Tricky exercise equipment

I have been aware of this problem since I started weightlifting. The numbers or masses on nautilus or other lever operated weight machines, as opposed to free weights, might only be estimates. I found today that the numbers given on other exercise equipment might also be questionable. Hell, are just plain wrong.

When I was serious about fitness and weight lifting I managed to benchpress 175 pounds, about 80 kg. In early February, I started going to a health club for the first time in many years. Imagine my surprise when I quickly got to the point of benching 80kgs. Indeed, just recently I started doing two sets of 8 X 90kg - pretty much my own mass. I just rationalized it as "I've reached my mature strength", whatever that is; I'm sure I've heard people say that before.

Late last week though, I had a real breakthrough in my running but it ended up smashing my self-delusions. Last week, I started running 40 minutes on the running machine. I maintained a moderate pace through a long warmup because I had previously over exerted in the first ten minutes and had to stop. Anyway, after 15 minutes, I started increasing my pace. Because I had a long warmup and was ready to race, 16km/hr felt as easy as 10km/hr, even over several minutes. WRONG!

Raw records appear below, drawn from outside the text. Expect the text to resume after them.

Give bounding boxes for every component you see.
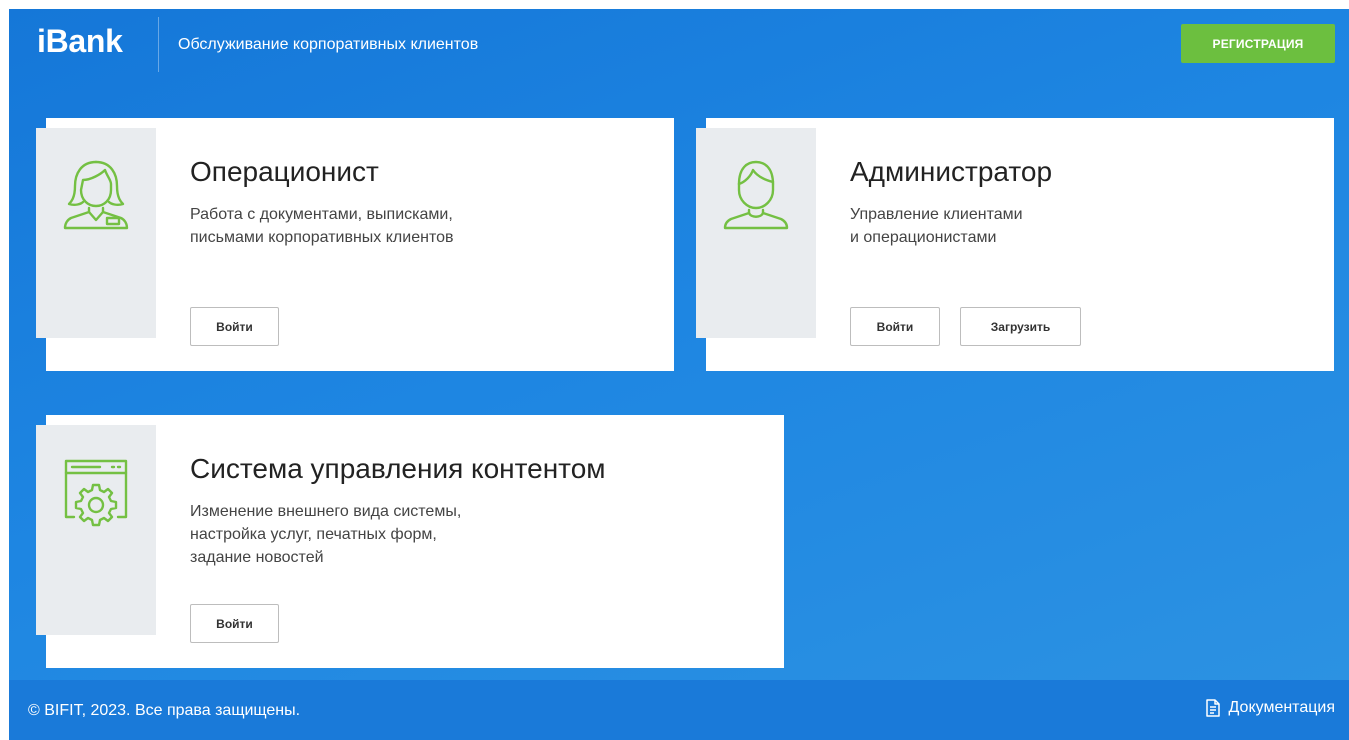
tagline: Обслуживание корпоративных клиентов <box>178 36 479 53</box>
logo[interactable]: iBank <box>37 23 123 60</box>
card-title: Система управления контентом <box>190 453 606 484</box>
register-button[interactable]: РЕГИСТРАЦИЯ <box>1181 24 1335 63</box>
app-frame: iBank Обслуживание корпоративных клиенто… <box>9 9 1349 740</box>
upload-button[interactable]: Загрузить <box>960 307 1081 346</box>
desc-line: Управление клиентами <box>850 206 1023 223</box>
desc-line: и операционистами <box>850 229 997 246</box>
admin-user-icon <box>721 158 791 338</box>
card-title: Операционист <box>190 156 379 187</box>
desc-line: письмами корпоративных клиентов <box>190 229 454 246</box>
card-description: Изменение внешнего вида системы, настрой… <box>190 500 461 569</box>
icon-box <box>36 128 156 338</box>
login-button[interactable]: Войти <box>850 307 940 346</box>
desc-line: Изменение внешнего вида системы, <box>190 503 462 520</box>
operator-icon <box>61 158 131 338</box>
card-administrator: Администратор Управление клиентами и опе… <box>696 118 1334 371</box>
login-button[interactable]: Войти <box>190 604 279 643</box>
icon-box <box>696 128 816 338</box>
document-icon <box>1205 699 1221 717</box>
desc-line: Работа с документами, выписками, <box>190 206 453 223</box>
card-title: Администратор <box>850 156 1053 187</box>
footer: © BIFIT, 2023. Все права защищены. Докум… <box>9 680 1349 740</box>
card-description: Работа с документами, выписками, письмам… <box>190 203 453 249</box>
login-button[interactable]: Войти <box>190 307 279 346</box>
icon-box <box>36 425 156 635</box>
documentation-link[interactable]: Документация <box>1205 699 1335 717</box>
documentation-label[interactable]: Документация <box>1229 699 1335 717</box>
card-description: Управление клиентами и операционистами <box>850 203 1023 249</box>
cms-settings-icon <box>60 455 132 635</box>
desc-line: задание новостей <box>190 549 324 566</box>
header: iBank Обслуживание корпоративных клиенто… <box>9 9 1349 75</box>
logo-divider <box>158 17 159 72</box>
copyright: © BIFIT, 2023. Все права защищены. <box>28 702 301 719</box>
card-cms: Система управления контентом Изменение в… <box>36 415 784 668</box>
card-operator: Операционист Работа с документами, выпис… <box>36 118 674 371</box>
desc-line: настройка услуг, печатных форм, <box>190 526 437 543</box>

On today's run, I noticed that my feet seemed to stick a little when they first impacted the treadmill belt. Maybe because I weigh almost twice what most Korean users weigh, I was bottoming out on the track and slowing the belt down. 16km/hr felt like 10km/hr because it was the same.

When I ran on the edge of the belt, it quickly reached full speed and I found that 16km/hr is pretty darn fast- for me, anyway.

I've never had good balance. I could run on the edge of the track but it wasn't easy and twice I stepped on the running board and only luckily managed to avoid some wild pratfall. I will try a different machine next time and maybe work on my balance.

So now, I don't know how much I'm lifting, nor how fast I'm going, but I can say that I am improving, just how much exactly is the mystery.